Even successful and famous actors aren’t immune: “The movie was interesting for me because before that I didn't have a public instagram. I had a private one that I would really rarely use,” says Aubrey. “But I got into the habit of going on Instagram because when we were shooting the movie we had to, I was on Instagram when we were shooting those scenes. And I found myself, when the cameras weren't rolling, I would just be sitting there scrolling, scrolling, and allowing myself to go there for the character. But that weirdly trained my brain. So after that I got a public Instagram and I was in it. It sucks you in.”

“It's like Instagram has become a drug for people. Getting likes and getting followers, it's a rush of serotonin where you're like, oh this is making me feel good, but it's almost self medicating in a way. It's not really true joy -- it's just feeding on that part of your brain.”

The ending of the film is, no spoilers, but let’s just say it seemed to me to be pointing in a very ominous direction. “I think the scripted ending was kind of meant to make people think and be kind of like a big question mark, I don’t think they wanted to have it be clear either way, happy or sad, but for me, my personal preference is a happy ending and a hopeful ending and so I felt kind of conflicted about it,” Aubrey says. “But I think it does speak on culturally how social media is affecting young people.”
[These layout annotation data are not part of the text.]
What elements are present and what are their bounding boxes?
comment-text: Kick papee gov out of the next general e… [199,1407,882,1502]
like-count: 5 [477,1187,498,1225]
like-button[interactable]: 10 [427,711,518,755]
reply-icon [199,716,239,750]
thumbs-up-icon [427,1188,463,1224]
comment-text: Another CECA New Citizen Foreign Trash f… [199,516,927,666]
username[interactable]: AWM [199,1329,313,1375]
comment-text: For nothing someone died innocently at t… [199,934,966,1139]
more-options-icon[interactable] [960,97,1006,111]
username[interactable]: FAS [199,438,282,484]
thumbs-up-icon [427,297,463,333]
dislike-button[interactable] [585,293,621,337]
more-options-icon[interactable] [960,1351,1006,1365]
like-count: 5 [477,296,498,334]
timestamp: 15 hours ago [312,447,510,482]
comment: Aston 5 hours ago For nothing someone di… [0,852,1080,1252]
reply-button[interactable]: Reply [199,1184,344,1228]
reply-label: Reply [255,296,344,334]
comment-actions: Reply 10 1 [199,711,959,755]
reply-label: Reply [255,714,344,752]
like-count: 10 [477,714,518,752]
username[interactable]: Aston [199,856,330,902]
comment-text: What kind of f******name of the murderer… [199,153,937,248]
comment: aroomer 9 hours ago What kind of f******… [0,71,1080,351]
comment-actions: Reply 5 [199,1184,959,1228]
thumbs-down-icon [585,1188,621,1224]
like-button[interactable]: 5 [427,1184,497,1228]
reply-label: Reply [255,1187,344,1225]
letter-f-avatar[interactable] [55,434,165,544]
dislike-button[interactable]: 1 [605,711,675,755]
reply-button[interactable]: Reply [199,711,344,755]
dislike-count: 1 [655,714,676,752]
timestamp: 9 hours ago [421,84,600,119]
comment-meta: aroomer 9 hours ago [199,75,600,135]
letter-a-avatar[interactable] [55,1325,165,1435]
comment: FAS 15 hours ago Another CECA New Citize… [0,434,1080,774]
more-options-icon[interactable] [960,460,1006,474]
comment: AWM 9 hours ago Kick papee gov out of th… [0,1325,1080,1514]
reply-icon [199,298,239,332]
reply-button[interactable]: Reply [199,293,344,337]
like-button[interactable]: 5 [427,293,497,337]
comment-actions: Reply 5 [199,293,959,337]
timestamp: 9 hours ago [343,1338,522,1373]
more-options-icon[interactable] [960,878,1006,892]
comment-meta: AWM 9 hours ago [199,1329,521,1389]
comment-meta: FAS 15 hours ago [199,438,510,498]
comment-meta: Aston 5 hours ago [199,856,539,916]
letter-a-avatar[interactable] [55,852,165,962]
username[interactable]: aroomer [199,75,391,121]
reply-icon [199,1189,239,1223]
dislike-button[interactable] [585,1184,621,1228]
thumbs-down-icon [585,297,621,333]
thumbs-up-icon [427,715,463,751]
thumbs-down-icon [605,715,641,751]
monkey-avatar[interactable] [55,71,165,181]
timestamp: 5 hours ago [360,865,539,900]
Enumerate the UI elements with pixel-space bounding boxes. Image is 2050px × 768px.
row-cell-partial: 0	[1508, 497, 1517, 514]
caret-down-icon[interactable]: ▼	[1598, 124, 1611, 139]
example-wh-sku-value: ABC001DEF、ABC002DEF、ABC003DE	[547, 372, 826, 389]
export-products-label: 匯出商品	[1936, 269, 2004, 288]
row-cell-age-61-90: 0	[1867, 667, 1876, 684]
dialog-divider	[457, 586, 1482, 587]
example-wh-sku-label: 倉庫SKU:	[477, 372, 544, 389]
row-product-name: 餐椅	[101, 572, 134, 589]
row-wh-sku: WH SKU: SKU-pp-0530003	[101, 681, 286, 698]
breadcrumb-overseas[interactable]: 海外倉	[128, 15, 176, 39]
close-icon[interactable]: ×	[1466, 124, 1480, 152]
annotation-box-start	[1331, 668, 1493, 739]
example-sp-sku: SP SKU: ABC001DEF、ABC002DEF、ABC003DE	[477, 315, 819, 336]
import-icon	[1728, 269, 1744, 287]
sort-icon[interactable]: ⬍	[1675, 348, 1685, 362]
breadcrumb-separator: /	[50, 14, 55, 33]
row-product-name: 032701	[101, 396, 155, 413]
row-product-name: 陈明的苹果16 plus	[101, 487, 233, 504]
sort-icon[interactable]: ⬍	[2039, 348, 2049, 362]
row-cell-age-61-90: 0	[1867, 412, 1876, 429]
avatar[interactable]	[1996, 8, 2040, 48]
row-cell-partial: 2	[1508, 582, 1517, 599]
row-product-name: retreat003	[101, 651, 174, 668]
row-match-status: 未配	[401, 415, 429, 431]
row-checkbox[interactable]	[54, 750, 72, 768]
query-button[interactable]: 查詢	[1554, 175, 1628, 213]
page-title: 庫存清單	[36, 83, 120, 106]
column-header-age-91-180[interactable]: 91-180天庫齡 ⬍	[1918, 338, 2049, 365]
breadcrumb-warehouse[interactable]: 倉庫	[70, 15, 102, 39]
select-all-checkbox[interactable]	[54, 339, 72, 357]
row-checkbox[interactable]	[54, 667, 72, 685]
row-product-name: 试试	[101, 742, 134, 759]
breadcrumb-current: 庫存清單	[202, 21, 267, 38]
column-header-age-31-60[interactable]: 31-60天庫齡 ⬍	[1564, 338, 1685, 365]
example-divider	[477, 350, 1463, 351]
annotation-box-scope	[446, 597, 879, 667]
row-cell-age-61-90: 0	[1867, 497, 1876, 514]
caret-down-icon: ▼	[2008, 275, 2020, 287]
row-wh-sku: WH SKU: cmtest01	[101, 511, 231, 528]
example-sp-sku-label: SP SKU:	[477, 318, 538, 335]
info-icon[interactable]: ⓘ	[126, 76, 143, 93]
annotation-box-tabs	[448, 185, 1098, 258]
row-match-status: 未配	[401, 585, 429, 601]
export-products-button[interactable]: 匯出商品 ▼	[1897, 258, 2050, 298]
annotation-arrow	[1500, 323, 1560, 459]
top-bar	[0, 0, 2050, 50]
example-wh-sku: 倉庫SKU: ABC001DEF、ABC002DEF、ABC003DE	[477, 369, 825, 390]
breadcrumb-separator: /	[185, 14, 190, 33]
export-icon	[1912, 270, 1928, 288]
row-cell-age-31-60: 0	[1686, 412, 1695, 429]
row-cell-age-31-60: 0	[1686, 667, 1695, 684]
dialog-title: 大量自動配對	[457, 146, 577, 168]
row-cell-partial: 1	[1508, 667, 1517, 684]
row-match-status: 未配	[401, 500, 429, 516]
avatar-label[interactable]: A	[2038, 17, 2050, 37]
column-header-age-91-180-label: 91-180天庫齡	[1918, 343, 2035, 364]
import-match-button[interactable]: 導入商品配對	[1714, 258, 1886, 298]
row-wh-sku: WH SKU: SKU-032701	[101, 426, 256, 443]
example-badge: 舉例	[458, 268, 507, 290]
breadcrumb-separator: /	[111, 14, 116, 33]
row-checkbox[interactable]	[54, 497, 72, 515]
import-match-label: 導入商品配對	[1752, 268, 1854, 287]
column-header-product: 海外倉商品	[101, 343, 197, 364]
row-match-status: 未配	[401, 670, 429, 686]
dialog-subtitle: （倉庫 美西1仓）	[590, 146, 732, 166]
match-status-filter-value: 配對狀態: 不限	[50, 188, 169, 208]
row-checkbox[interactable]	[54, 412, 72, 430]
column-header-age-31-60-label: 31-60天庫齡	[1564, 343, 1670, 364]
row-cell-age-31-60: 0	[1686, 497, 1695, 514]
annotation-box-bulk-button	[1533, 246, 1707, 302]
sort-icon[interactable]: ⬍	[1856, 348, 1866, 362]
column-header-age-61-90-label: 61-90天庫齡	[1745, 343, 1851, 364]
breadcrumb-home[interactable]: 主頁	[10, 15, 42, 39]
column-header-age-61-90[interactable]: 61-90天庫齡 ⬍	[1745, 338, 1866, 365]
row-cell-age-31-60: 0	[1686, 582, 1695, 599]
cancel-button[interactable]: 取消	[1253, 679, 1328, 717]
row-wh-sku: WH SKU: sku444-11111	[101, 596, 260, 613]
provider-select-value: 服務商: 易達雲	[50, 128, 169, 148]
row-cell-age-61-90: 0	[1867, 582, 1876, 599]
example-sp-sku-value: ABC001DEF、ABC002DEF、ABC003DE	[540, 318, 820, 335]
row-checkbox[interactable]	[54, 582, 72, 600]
So, aside from the terrifying nature of social media, what else does Aubrey Plaza worry about? Career failure, ageism, sexism in the industry? “All of the above? I mean, I think I'm most afraid of just not growing and changing and doing something wildly different from the last thing I did. I try not to have my happiness be entangled with my ups and downs of my career. But I would say I just want to be able to be making really bold choices. As long as I can do that then I think I'm fine. I'd prefer to not get older, that'd be nice too. But then there's a part of me that's kind of excited to get older. Because I feel like when I'm in my 40s that's when I'll really hit my stride. I'll get to play some high powered attorney.”

Maybe if the acting thing doesn’t pan out Aubrey can become an eye-cting teacher, but how would she handle those not blessed with huge puddle eyes like her? “Then I'd be like look, you have tiny eyes, we're gonna have to do very small surgery. Expand your eye sockets. And I'm gonna have to do it myself. So take your clothes off and let's do this.” Take your clothes off, for the surgery?” I'm just brainstorming. How it would be if I was a doctor. But maybe I'd get fired right away.”

Oh, and for the record, Aubrey’s most used emojis are the daggers “I tend to throw three daggers a lot at people”, and the gritted teeth grinning face.